"My whole life has been useless," she thought, "and now, now, just when I might have found an object, I have flung it away like a rag! But what object could I have had?" she asked herself presently. "Well, family life is supposed to be an object. Everything is relative. The good wife who makes a good family contributes no less than the worker or the moralist to the perfection of society. I have never made anything but dreams. I remember the dream I had the second night after our arrival. I thought Madame Makuline had given me a castle."

Just then she heard a faint rustle, and something like a scarce perceptible but tender groan emitted by some minute dreaming creature.

"It's the swallow! Does it also dream? Do birds think and dream? I expect they do. Why, I wonder, is this one all alone? And he!"

She felt a sudden movement of joy, thinking that this day the letter from Antonio would surely come!

The hours passed. Post hour came, but there was no post. Regina went out of doors to hide her agitation, to forget, to flee from the extravagant fears which assailed her. As on the preceding day, she wandered in the woods and lanes, by the river-side, upon which beat the full rays of the sun. Everywhere fear followed her like her shadow.

"He has not forgiven me. He will not write. In his place I would do the same. He wants to punish me by his silence, or he is coming to take me back by force. A wife has to follow her husband, otherwise he can demand a legal separation. What would become of me if he did that?"

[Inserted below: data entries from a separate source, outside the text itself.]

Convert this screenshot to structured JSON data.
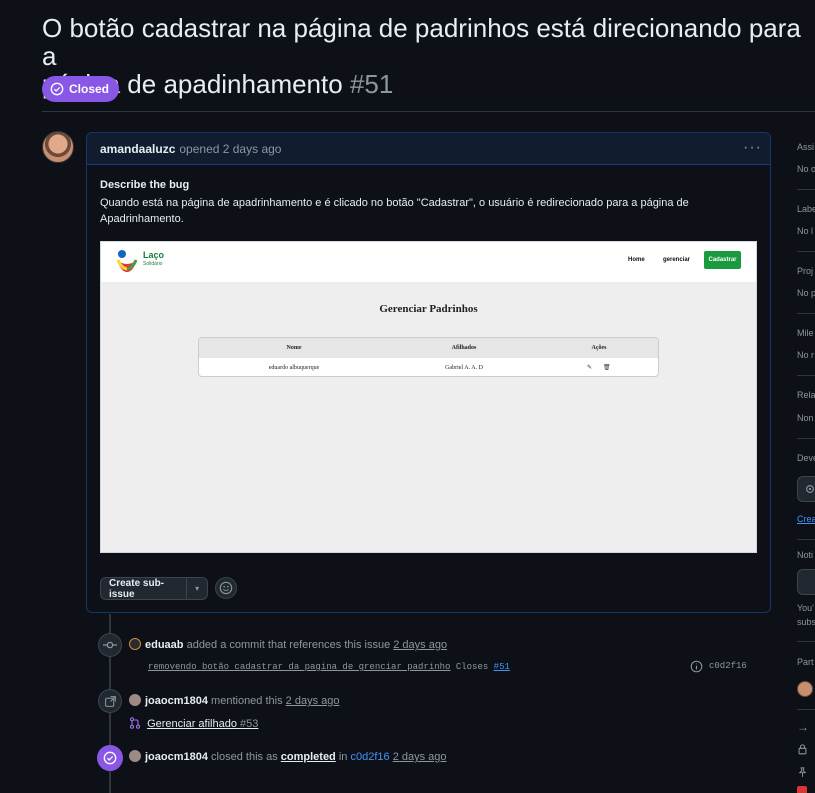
{
  "issue": {
    "title_line1": "O botão cadastrar na página de padrinhos está direcionando para a",
    "title_line2": "página de apadinhamento",
    "number": "#51",
    "state": "Closed"
  },
  "comment": {
    "author": "amandaaluzc",
    "meta": "opened 2 days ago",
    "kebab": "···",
    "heading": "Describe the bug",
    "body_line1": "Quando está na página de apadrinhamento e é clicado no botão \"Cadastrar\", o usuário é redirecionado para a página de",
    "body_line2": "Apadrinhamento.",
    "create_subissue_label": "Create sub-issue"
  },
  "screenshot": {
    "logo_word": "Laço",
    "logo_sub": "Solidário",
    "nav_home": "Home",
    "nav_gerenciar": "gerenciar",
    "nav_cadastrar": "Cadastrar",
    "heading": "Gerenciar Padrinhos",
    "columns": [
      "Nome",
      "Afilhados",
      "Ações"
    ],
    "row": [
      "eduardo albuquerque",
      "Gabriel A. A. D"
    ]
  },
  "timeline": [
    {
      "user": "eduaab",
      "action": "added a commit that references this issue",
      "time": "2 days ago",
      "commit_msg": "removendo botão cadastrar da pagina de grenciar padrinho",
      "closes": "Closes",
      "closes_ref": "#51",
      "sha": "c0d2f16"
    },
    {
      "user": "joaocm1804",
      "action": "mentioned this",
      "time": "2 days ago",
      "ref_title": "Gerenciar afilhado",
      "ref_num": "#53"
    },
    {
      "user": "joaocm1804",
      "action": "closed this as",
      "completed": "completed",
      "in": "in",
      "sha": "c0d2f16",
      "time": "2 days ago"
    }
  ],
  "sidebar": {
    "assignees": {
      "heading": "Assi",
      "value": "No o"
    },
    "labels": {
      "heading": "Labe",
      "value": "No l"
    },
    "projects": {
      "heading": "Proj",
      "value": "No p"
    },
    "milestone": {
      "heading": "Mile",
      "value": "No r"
    },
    "relationships": {
      "heading": "Rela",
      "value": "Non"
    },
    "development": {
      "heading": "Deve",
      "link": "Crea"
    },
    "notifications": {
      "heading": "Noti",
      "text1": "You'",
      "text2": "subs"
    },
    "participants": {
      "heading": "Part"
    }
  },
  "colors": {
    "background": "#0d1117",
    "closed_badge": "#8957e5",
    "link": "#4493f8",
    "cadastrar_button": "#1a9a3f"
  }
}
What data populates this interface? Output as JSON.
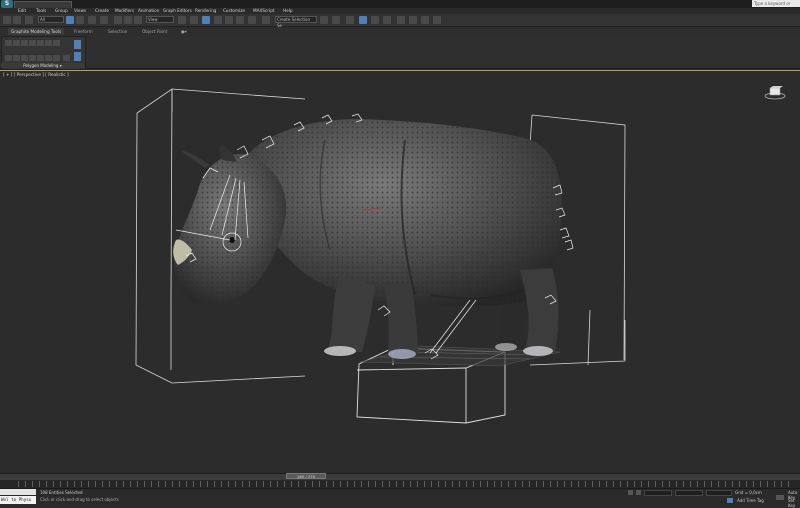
{
  "titlebar": {
    "logo": "S",
    "search_placeholder": "Type a keyword or phrase"
  },
  "menu": {
    "items": [
      "Edit",
      "Tools",
      "Group",
      "Views",
      "Create",
      "Modifiers",
      "Animation",
      "Graph Editors",
      "Rendering",
      "Customize",
      "MAXScript",
      "Help"
    ]
  },
  "toolbar": {
    "undo_count": "All",
    "selection_set_placeholder": "Create Selection Se",
    "view_field": "View"
  },
  "ribbon": {
    "tabs": [
      "Graphite Modeling Tools",
      "Freeform",
      "Selection",
      "Object Paint"
    ],
    "group_label": "Polygon Modeling ▾"
  },
  "viewport": {
    "label": "[ + ] [ Perspective ] [ Realistic ]"
  },
  "timeline": {
    "slider_text": "160 / 270"
  },
  "status": {
    "maxscript_text": "Wel to Physx",
    "selection_text": "108 Entities Selected",
    "prompt_text": "Click or click-and-drag to select objects",
    "grid_text": "Grid = 0,0cm",
    "auto_key": "Auto Key",
    "add_time_tag": "Add Time Tag",
    "set_key": "Set Key"
  },
  "colors": {
    "viewport_border": "#b5a540",
    "highlight_blue": "#4f80b8"
  }
}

Pride would not allow her to confess that if Antonio insisted on her return she would go to him at once merely to be forgiven. But as the slow hours rolled on her pride weakened. Memory assailed her with consuming tenderness. She sickened at the thought of passing her life's best years deprived of love.

"Oh, why didn't I think of all this before?" she asked herself. And she remembered she had thought of it, but so vaguely, so lightly, that her faint fears had not held her back from folly. In an opposing sense she reasoned thus.

"It's my character made up of discontent and contradiction which tosses me hither and thither like a wave of the sea. Why have I changed so soon? If I go back to Rome I shall be sorry immediately that I didn't carry out my project, which is perhaps better than I am now thinking it. Perhaps after all he thinks it reasonable, and is delaying to write that I may see he accepts it. Oh! there's a bit of four-leaved clover! Yes; that's what it is. He accepts my plan."

She stooped, but did not pick the four-leaved clover. What luck could it bring to her?